Während die sehr viel bekannteren, riesigen Steinfiguren der Osterinseln die Ahnen darstellen, verkörpern die kleineren Holzfiguren den Geist der Inseln. Sie dienten rituellen Zwecken. Diese Figur ist durch den geflochtenen Hut äusserst selten.

Alle Holzfiguren der Osterinsel kamen durch deutsche Expeditionen Anfang des 20. Jh. nach Europa.

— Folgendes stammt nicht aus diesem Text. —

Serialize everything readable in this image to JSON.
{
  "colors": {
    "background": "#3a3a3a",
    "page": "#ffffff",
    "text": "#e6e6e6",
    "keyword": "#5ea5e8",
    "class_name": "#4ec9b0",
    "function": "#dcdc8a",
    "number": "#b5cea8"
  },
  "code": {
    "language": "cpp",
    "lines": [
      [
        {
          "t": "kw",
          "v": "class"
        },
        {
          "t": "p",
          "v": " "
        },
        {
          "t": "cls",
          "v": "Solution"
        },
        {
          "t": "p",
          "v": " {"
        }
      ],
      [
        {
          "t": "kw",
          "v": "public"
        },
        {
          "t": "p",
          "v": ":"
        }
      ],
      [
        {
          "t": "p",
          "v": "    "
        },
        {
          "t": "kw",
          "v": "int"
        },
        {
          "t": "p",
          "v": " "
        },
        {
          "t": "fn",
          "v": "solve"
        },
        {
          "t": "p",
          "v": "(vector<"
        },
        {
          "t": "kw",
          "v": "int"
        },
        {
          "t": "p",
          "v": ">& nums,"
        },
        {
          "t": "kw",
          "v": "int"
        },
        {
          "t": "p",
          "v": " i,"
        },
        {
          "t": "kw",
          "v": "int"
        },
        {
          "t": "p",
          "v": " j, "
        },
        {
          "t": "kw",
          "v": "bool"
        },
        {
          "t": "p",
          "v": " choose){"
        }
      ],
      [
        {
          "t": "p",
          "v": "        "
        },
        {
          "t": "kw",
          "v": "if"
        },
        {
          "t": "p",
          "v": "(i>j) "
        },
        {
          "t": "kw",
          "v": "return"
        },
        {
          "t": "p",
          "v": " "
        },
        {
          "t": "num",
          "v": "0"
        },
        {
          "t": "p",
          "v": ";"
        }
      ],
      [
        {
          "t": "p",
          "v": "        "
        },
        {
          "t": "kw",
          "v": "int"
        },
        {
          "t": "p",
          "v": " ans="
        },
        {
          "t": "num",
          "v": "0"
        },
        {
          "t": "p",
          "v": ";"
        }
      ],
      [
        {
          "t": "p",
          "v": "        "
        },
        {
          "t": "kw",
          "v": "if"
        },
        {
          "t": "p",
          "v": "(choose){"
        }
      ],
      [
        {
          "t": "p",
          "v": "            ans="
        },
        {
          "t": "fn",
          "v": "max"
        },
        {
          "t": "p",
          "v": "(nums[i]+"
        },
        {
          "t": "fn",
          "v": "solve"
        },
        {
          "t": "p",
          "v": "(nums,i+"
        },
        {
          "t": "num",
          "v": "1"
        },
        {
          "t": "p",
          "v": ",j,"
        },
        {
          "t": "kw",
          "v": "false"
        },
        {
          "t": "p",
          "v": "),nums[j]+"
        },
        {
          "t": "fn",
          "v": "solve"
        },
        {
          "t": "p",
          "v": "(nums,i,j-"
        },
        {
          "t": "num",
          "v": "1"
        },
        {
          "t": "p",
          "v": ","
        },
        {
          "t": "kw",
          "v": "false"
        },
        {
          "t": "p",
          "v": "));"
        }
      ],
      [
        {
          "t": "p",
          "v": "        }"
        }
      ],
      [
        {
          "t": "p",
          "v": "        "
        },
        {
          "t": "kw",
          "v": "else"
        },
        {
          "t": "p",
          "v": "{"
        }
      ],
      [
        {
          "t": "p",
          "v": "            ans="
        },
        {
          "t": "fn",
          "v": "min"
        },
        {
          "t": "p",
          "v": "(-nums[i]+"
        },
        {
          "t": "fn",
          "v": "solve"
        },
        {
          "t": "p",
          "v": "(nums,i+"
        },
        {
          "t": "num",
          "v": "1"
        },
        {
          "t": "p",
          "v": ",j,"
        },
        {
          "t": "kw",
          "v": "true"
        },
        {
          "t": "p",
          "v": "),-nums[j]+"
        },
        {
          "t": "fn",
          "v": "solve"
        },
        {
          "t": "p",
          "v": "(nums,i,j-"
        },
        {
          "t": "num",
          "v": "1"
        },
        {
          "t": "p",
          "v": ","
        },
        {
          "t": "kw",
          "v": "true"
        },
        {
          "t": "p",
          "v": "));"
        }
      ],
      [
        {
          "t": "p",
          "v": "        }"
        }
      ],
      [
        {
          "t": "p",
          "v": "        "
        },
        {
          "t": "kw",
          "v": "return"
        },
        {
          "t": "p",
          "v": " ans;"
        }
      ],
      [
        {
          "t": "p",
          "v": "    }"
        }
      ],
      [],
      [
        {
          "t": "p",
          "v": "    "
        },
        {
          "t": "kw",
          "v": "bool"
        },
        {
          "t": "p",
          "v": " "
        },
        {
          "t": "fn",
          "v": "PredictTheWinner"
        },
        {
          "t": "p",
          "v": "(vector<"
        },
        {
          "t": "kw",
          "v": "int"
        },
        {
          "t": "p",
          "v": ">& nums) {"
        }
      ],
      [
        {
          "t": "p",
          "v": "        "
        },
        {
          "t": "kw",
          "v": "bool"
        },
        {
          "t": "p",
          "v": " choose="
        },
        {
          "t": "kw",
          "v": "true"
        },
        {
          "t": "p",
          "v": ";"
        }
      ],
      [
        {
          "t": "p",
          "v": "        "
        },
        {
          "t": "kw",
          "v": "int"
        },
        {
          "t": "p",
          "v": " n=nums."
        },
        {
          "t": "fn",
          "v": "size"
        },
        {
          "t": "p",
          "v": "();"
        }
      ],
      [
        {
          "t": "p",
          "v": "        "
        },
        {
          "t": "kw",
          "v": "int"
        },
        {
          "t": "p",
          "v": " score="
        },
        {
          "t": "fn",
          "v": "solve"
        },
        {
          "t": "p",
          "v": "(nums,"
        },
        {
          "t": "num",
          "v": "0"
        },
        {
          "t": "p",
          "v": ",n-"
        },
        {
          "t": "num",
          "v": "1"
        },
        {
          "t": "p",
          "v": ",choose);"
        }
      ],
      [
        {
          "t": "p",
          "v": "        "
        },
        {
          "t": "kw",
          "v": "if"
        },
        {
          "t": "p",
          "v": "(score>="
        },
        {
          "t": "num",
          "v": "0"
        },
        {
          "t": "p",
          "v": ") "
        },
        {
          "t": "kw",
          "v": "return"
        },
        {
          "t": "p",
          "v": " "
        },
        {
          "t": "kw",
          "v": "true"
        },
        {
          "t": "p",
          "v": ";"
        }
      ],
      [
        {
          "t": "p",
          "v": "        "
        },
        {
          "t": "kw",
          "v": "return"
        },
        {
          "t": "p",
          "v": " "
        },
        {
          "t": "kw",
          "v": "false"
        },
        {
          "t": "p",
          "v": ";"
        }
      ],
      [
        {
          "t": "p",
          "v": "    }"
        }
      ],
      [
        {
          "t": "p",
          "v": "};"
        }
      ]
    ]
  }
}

Von der Heydt erwarb ein knappes Dutzend diese Holzfiguren, die in Teilen von Walter Knoche erforscht und mitgebracht wurden und bei Alfred Flechtheim ausgestellt wurden.

 

Literatur

Walter Knoche: Die Plastiken der Osterinsel, Der Querschnitt, 1927, S. 874 (mit Abbildung).

Denise Wenger und Charles-Edouard Duflon: L’îles de pâque est ailleurs, Neuchâtel 2011, S. 64-67.

Esther Tisa Francini: Die Rezeption der Kunst aus der Südsee in der Zwischenkriegszeit: Eduard von der Heydt und Alfred Flechtheim, in: Eva Blimlinger und Monika Mayer (Hg.): Kunst sammlen, Kunst handeln, Wien [u.a.] 2012, S. 183-195.